You have likely already done the kind of work that professional scholars in Canadian literature do: you have analyzed literary and cultural texts, you have written essays that present arguments about those texts, and you have perhaps read articles by other scholars. As such, you have likely already learned a great deal about what topics and questions interest scholars in Canadian literature studies. When your instructors guide class discussion toward particular topics, or set assignment questions that encourage you to think about particular issues, they are implicitly teaching you what is of current interest in this field. As they guide your reading and thinking, they are inviting you to join the scholarly community in its ongoing conversation about pressing topics in Canadian literature studies.

This chapter similarly invites you to further understand and participate in this scholarly community by highlighting some of the most frequently recurring and characteristic motivations that inspire professional scholars to make their arguments in this field. It explores how these motivations shape the development of articles in the field. And it will invite you to consider adopting these motivations in your own essays, or to see how you may have already started adopting them—perhaps even without realizing it.

Insights from Rhetoric and Genre Studies

From left to right, scholars Lily Cho, Christl Verduyn, and Laurie Ricou in conversation. Canadian Literature.

Research from the field of rhetoric and genre studies provides insight into the characteristic motivations driving Canadian literature scholarship. This research analyzes the argument-strategies literature scholars use in their articles and investigates how these strategies reflect the values, methods, and conventions of the professional community.
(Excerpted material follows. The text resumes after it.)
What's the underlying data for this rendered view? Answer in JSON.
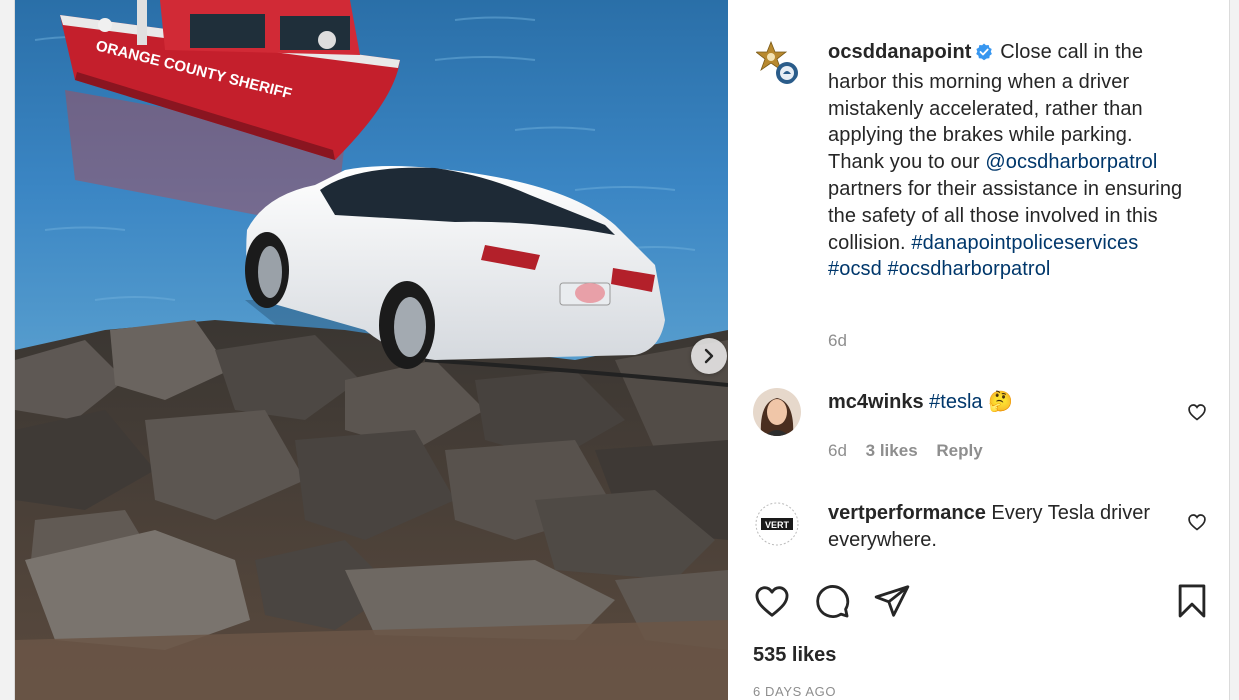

Research by Jeanne Fahnestock and Marie Secor, for example, or by Laura Wilder or Susan Peck MacDonald, shows that professional scholars tend to approach texts rather differently than people who read and write about literature in other contexts (such as for enjoyment or for a book review on a popular website).

The motivations informing scholarship in the field of literature studies are not idiosyncratic. Although each individual scholar may also have private motivations for writing—just as you have your own private motivations for writing your assignments—the scholarship in the field is shaped by these public and widely shared motivations, which act as persistent conventions. They are one feature of scholarly work that makes other scholars value it and recognize it as research in their field, worth publishing in a scholarly journal or praising in a student essay.
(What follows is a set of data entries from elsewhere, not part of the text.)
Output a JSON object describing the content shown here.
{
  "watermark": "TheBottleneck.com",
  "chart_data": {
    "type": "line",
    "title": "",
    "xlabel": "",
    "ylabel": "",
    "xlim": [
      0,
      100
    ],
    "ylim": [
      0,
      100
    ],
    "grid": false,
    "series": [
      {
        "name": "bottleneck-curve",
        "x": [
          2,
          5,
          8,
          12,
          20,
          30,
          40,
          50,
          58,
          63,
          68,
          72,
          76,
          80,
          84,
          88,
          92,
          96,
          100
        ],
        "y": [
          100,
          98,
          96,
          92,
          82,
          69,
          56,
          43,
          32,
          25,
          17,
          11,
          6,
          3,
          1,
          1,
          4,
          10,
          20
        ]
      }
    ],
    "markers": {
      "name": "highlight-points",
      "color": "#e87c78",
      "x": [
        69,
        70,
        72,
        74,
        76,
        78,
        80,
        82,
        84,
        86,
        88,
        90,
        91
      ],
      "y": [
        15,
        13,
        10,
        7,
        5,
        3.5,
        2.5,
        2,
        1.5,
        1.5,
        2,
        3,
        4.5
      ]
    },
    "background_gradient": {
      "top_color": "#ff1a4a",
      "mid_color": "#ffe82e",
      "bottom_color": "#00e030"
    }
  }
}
This chapter will introduce you to some of these characteristic motivations and, using specific examples, look explicitly at how they inform and shape scholarly arguments in this field.
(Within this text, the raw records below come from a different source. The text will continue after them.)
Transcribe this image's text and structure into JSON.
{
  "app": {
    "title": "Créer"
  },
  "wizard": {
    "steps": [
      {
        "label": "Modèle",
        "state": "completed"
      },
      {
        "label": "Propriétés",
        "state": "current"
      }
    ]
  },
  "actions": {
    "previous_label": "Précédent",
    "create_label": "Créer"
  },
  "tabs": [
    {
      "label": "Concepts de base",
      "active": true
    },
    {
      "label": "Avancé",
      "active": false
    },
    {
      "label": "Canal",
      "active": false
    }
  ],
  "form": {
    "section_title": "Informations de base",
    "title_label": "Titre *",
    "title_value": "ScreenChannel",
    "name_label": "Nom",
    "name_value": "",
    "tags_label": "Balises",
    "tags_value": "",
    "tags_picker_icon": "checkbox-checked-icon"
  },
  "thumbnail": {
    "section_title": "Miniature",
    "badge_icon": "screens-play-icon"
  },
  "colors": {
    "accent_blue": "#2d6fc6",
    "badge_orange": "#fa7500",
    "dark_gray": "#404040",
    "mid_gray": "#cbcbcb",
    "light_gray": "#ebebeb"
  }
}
Questions to Keep in Mind While Reading

  1. Canadian Literature issue 161/162Canadian Literature.

    What motivates the kinds of arguments you develop when you are writing essays for your literature classes? Do you think your instructor is motivated by the same values and sources of curiosity? Have you ever thought your literature instructor was reading too much into it when they talk about a novel or poem? Why do you think they might focus on different topics and issues than you?

  2. What have you learned already, in your studies so far, about the implicit values and motivations of Canadian literature studies? How did you learn this?
  3. Why do you think literature scholars might sometimes choose to avoid or challenge the commonly shared motivations for developing arguments in their work?

Works Cited

  • Fahnestock, Jeanne, and Marie Secor. “The Rhetoric of Literary Criticism.” Textual Dynamics of the Professions: Historical and Contemporary Studies of Writing in Professional Communities. Ed. Charles Bazerman and James Paradis. Madison: U of Wisconsin P, 1991. 76-96. Print.
  • MacDonald, Susan Peck. Professional Academic Writing in the Humanities and Social Sciences. Carbondale: Southern Illinois UP, 1994. Print.
  • Wilder, Laura. Rhetorical Strategies and Genre Conventions in Literary Studies: Teaching and Writing in the Disciplines. Carbondale: Southern Illinois UP, 2012. Print.